Don’t get me wrong. We need heroes. When something unusual happens or an irascible bug rears its head–we need heroes to step in and step up to resolve the issue. Going above and beyond is appreciated, but this should be the exception. If heroics is the status quo and something that is relied upon, then people burn out. When this happens (or even better before it happens), it merits a deeper look at the underlying system. The system needs to be built for the desired reliability and not rely on an individual hero.
Going above and beyond is appreciated, but this should be the exception.
Teams that support products and services are on the front lines of issues. They are the reliability engineers that keep a website operating or a service online without interruption. However, when an individual takes on responsibilities that are not supported intrinsically in a system it may lead to unsustainable effort. When someone makes up for a system’s shortcomings, they become a hero. Often at the expense of long hours and tirelessly working through weekends. These Herculean efforts may mask underlying issues and/or prevent long-term fixes from ever being identified, developed, and implemented.
For instance, a 24-hour response time is expected, yet the system doesn’t support this inherently. In such cases, individuals end up working long hours to meet these demands. For example, imagine a Service Line Agreement with a twenty-four hour response time. Sometimes the response time may not even be explicitly committed to customers. Tickets are assigned to individuals who must triage and resolve. However, when ticket rates are high, the only way to meet the response time is to work longer hours.
Uptime is a another good example. Services often come with advertised availability such as 99.999% uptime. It is important for some services to be reliability, but if the system doesn’t support this level of availability inherently such as proper production rollouts or automated testing, then it falls back on individuals to monitor for issues and keep systems up. This then becomes a constant effort to ceaselessly monitor metrics and actively anticipate issues–not very sustainable even for a hero.

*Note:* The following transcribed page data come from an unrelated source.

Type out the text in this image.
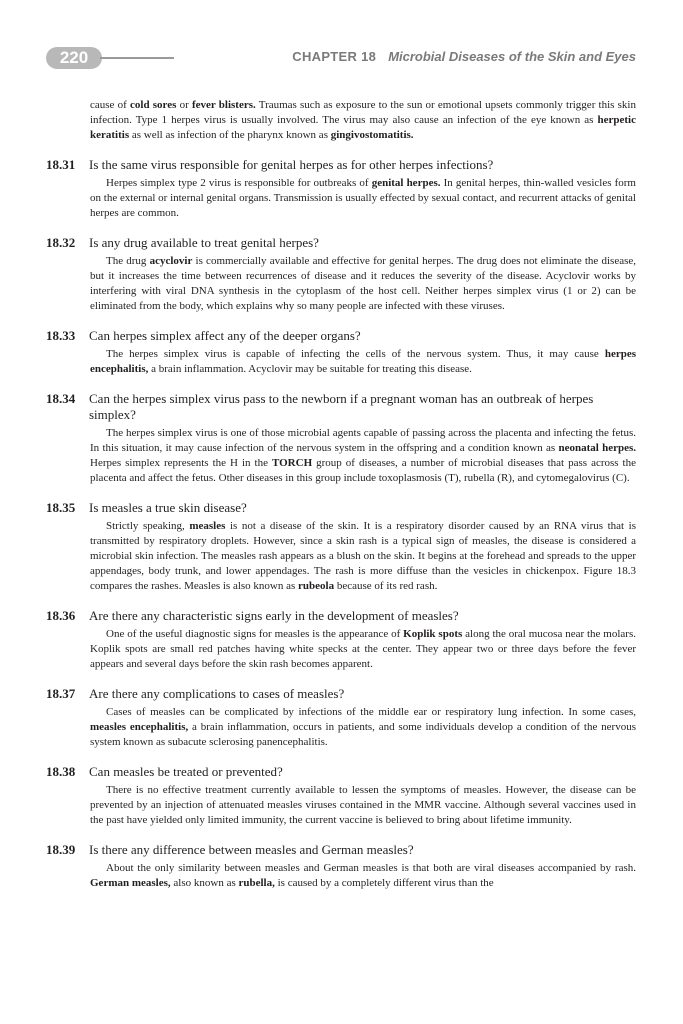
220	CHAPTER 18 Microbial Diseases of the Skin and Eyes

cause of cold sores or fever blisters. Traumas such as exposure to the sun or emotional upsets commonly trigger this skin infection. Type 1 herpes virus is usually involved. The virus may also cause an infection of the eye known as herpetic keratitis as well as infection of the pharynx known as gingivostomatitis.

18.31	Is the same virus responsible for genital herpes as for other herpes infections?

Herpes simplex type 2 virus is responsible for outbreaks of genital herpes. In genital herpes, thin-walled vesicles form on the external or internal genital organs. Transmission is usually effected by sexual contact, and recurrent attacks of genital herpes are common.

18.32	Is any drug available to treat genital herpes?

The drug acyclovir is commercially available and effective for genital herpes. The drug does not eliminate the disease, but it increases the time between recurrences of disease and it reduces the severity of the disease. Acyclovir works by interfering with viral DNA synthesis in the cytoplasm of the host cell. Neither herpes simplex virus (1 or 2) can be eliminated from the body, which explains why so many people are infected with these viruses.

18.33	Can herpes simplex affect any of the deeper organs?

The herpes simplex virus is capable of infecting the cells of the nervous system. Thus, it may cause herpes encephalitis, a brain inflammation. Acyclovir may be suitable for treating this disease.

18.34	Can the herpes simplex virus pass to the newborn if a pregnant woman has an outbreak of herpes simplex?

The herpes simplex virus is one of those microbial agents capable of passing across the placenta and infecting the fetus. In this situation, it may cause infection of the nervous system in the offspring and a condition known as neonatal herpes. Herpes simplex represents the H in the TORCH group of diseases, a number of microbial diseases that pass across the placenta and affect the fetus. Other diseases in this group include toxoplasmosis (T), rubella (R), and cytomegalovirus (C).

18.35	Is measles a true skin disease?

Strictly speaking, measles is not a disease of the skin. It is a respiratory disorder caused by an RNA virus that is transmitted by respiratory droplets. However, since a skin rash is a typical sign of measles, the disease is considered a microbial skin infection. The measles rash appears as a blush on the skin. It begins at the forehead and spreads to the upper appendages, body trunk, and lower appendages. The rash is more diffuse than the vesicles in chickenpox. Figure 18.3 compares the rashes. Measles is also known as rubeola because of its red rash.

18.36	Are there any characteristic signs early in the development of measles?

One of the useful diagnostic signs for measles is the appearance of Koplik spots along the oral mucosa near the molars. Koplik spots are small red patches having white specks at the center. They appear two or three days before the fever appears and several days before the skin rash becomes apparent.

18.37	Are there any complications to cases of measles?

Cases of measles can be complicated by infections of the middle ear or respiratory lung infection. In some cases, measles encephalitis, a brain inflammation, occurs in patients, and some individuals develop a condition of the nervous system known as subacute sclerosing panencephalitis.

18.38	Can measles be treated or prevented?

There is no effective treatment currently available to lessen the symptoms of measles. However, the disease can be prevented by an injection of attenuated measles viruses contained in the MMR vaccine. Although several vaccines used in the past have yielded only limited immunity, the current vaccine is believed to bring about lifetime immunity.

18.39	Is there any difference between measles and German measles?

About the only similarity between measles and German measles is that both are viral diseases accompanied by rash. German measles, also known as rubella, is caused by a completely different virus than the
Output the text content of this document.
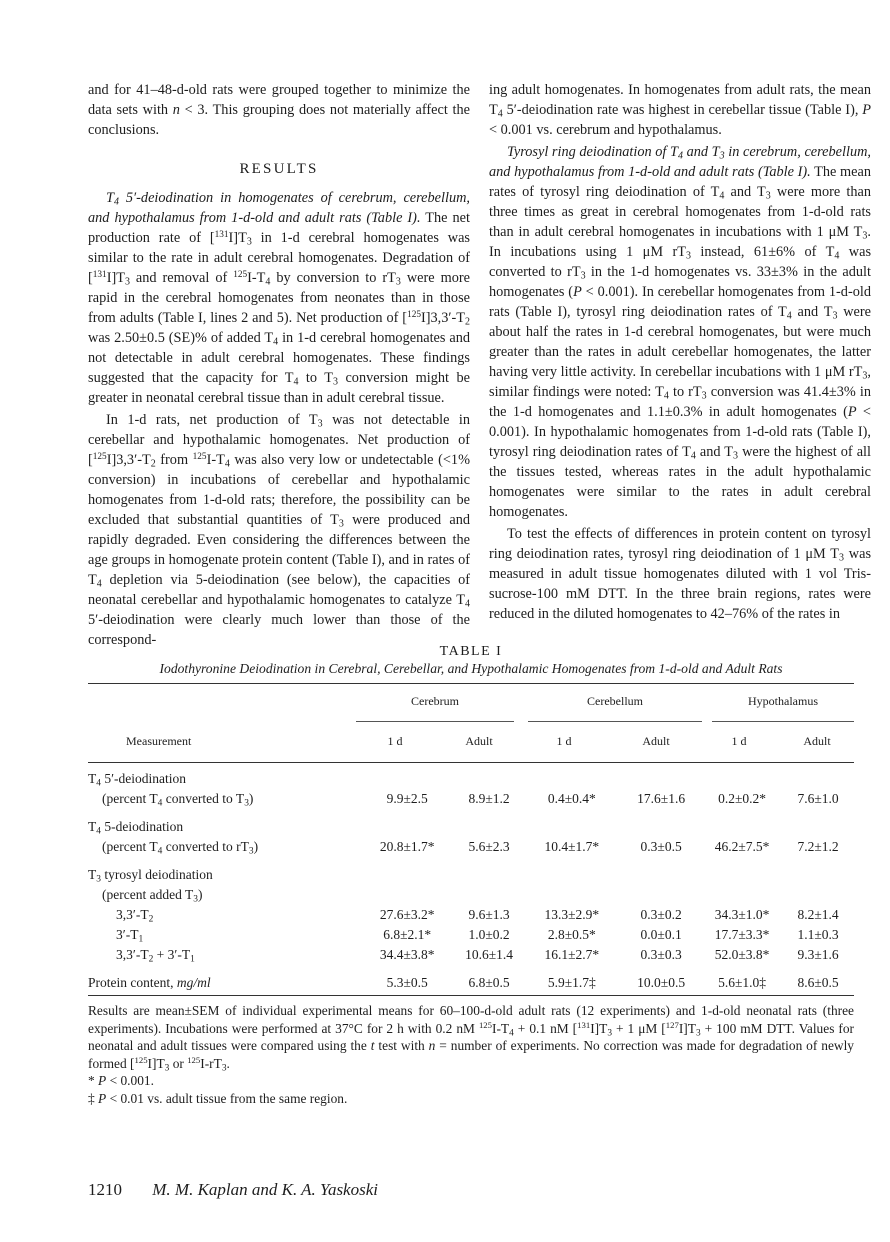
and for 41–48-d-old rats were grouped together to minimize the data sets with n < 3. This grouping does not materially affect the conclusions.

RESULTS

$T_4$ 5′-deiodination in homogenates of cerebrum, cerebellum, and hypothalamus from 1-d-old and adult rats (Table I). The net production rate of $[^{131}I]T_3$ in 1-d cerebral homogenates was similar to the rate in adult cerebral homogenates. Degradation of $[^{131}I]T_3$ and removal of $^{125}I-T_4$ by conversion to $rT_3$ were more rapid in the cerebral homogenates from neonates than in those from adults (Table I, lines 2 and 5). Net production of $[^{125}I]3,3'-T_2$ was 2.50±0.5 (SE)% of added $T_4$ in 1-d cerebral homogenates and not detectable in adult cerebral homogenates. These findings suggested that the capacity for $T_4$ to $T_3$ conversion might be greater in neonatal cerebral tissue than in adult cerebral tissue.

In 1-d rats, net production of $T_3$ was not detectable in cerebellar and hypothalamic homogenates. Net production of $[^{125}I]3,3'-T_2$ from $^{125}I-T_4$ was also very low or undetectable (<1% conversion) in incubations of cerebellar and hypothalamic homogenates from 1-d-old rats; therefore, the possibility can be excluded that substantial quantities of $T_3$ were produced and rapidly degraded. Even considering the differences between the age groups in homogenate protein content (Table I), and in rates of $T_4$ depletion via 5-deiodination (see below), the capacities of neonatal cerebellar and hypothalamic homogenates to catalyze $T_4$ 5′-deiodination were clearly much lower than those of the correspond-

ing adult homogenates. In homogenates from adult rats, the mean $T_4$ 5′-deiodination rate was highest in cerebellar tissue (Table I), P < 0.001 vs. cerebrum and hypothalamus.

Tyrosyl ring deiodination of $T_4$ and $T_3$ in cerebrum, cerebellum, and hypothalamus from 1-d-old and adult rats (Table I). The mean rates of tyrosyl ring deiodination of $T_4$ and $T_3$ were more than three times as great in cerebral homogenates from 1-d-old rats than in adult cerebral homogenates in incubations with 1 μM $T_3$. In incubations using 1 μM $rT_3$ instead, 61±6% of $T_4$ was converted to $rT_3$ in the 1-d homogenates vs. 33±3% in the adult homogenates (P < 0.001). In cerebellar homogenates from 1-d-old rats (Table I), tyrosyl ring deiodination rates of $T_4$ and $T_3$ were about half the rates in 1-d cerebral homogenates, but were much greater than the rates in adult cerebellar homogenates, the latter having very little activity. In cerebellar incubations with 1 μM $rT_3$, similar findings were noted: $T_4$ to $rT_3$ conversion was 41.4±3% in the 1-d homogenates and 1.1±0.3% in adult homogenates (P < 0.001). In hypothalamic homogenates from 1-d-old rats (Table I), tyrosyl ring deiodination rates of $T_4$ and $T_3$ were the highest of all the tissues tested, whereas rates in the adult hypothalamic homogenates were similar to the rates in adult cerebral homogenates.

To test the effects of differences in protein content on tyrosyl ring deiodination rates, tyrosyl ring deiodination of 1 μM $T_3$ was measured in adult tissue homogenates diluted with 1 vol Tris-sucrose-100 mM DTT. In the three brain regions, rates were reduced in the diluted homogenates to 42–76% of the rates in

TABLE I
Iodothyronine Deiodination in Cerebral, Cerebellar, and Hypothalamic Homogenates from 1-d-old and Adult Rats
Cerebrum	Cerebellum	Hypothalamus
Measurement	1 d	Adult	1 d	Adult	1 d	Adult

$T_4$ 5′-deiodination						
(percent $T_4$ converted to $T_3$)	9.9±2.5	8.9±1.2	0.4±0.4*	17.6±1.6	0.2±0.2*	7.6±1.0

$T_4$ 5-deiodination						
(percent $T_4$ converted to $rT_3$)	20.8±1.7*	5.6±2.3	10.4±1.7*	0.3±0.5	46.2±7.5*	7.2±1.2

$T_3$ tyrosyl deiodination						
(percent added $T_3$)						
$3,3'-T_2$	27.6±3.2*	9.6±1.3	13.3±2.9*	0.3±0.2	34.3±1.0*	8.2±1.4
$3'-T_1$	6.8±2.1*	1.0±0.2	2.8±0.5*	0.0±0.1	17.7±3.3*	1.1±0.3
$3,3'-T_2 + 3'-T_1$	34.4±3.8*	10.6±1.4	16.1±2.7*	0.3±0.3	52.0±3.8*	9.3±1.6

Protein content, mg/ml	5.3±0.5	6.8±0.5	5.9±1.7‡	10.0±0.5	5.6±1.0‡	8.6±0.5

Results are mean±SEM of individual experimental means for 60–100-d-old adult rats (12 experiments) and 1-d-old neonatal rats (three experiments). Incubations were performed at 37°C for 2 h with 0.2 nM $^{125}I-T_4 + 0.1$ nM $[^{131}I]T_3 + 1$ μM $[^{127}I]T_3 + 100$ mM DTT. Values for neonatal and adult tissues were compared using the t test with n = number of experiments. No correction was made for degradation of newly formed $[^{125}I]T_3$ or $^{125}I-rT_3$.

* P < 0.001.

‡ P < 0.01 vs. adult tissue from the same region.

1210 M. M. Kaplan and K. A. Yaskoski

The system itself should be built to support the desired reliability: automated testing that kicks off for every new release, safeguards for rolling out updates with ability to rollback issues, fallback redundancy for critical systems, well-defined incident response protocol, and automated monitoring, reporting, and alerts. All of these can be built into a system to provide robustness and confidence. Be clear about reliability metrics–not everything that can be measured is important nor provides equal value. If you have SLAs whether internal or customer-facing be sure they provide clear value. Then, map them to the underlying systems and behaviors. In this way work can be focused on improving the reliability of the system itself rather than burning out individuals while fire fighting to meet unsustainable demands.
The system itself should be built to support the desired reliability.
By prioritizing system improvements over heroics, you can achieve consistent reliability without burning out your team. Say goodbye to heroes and hello to a robust, dependable system. In short, no heroes please.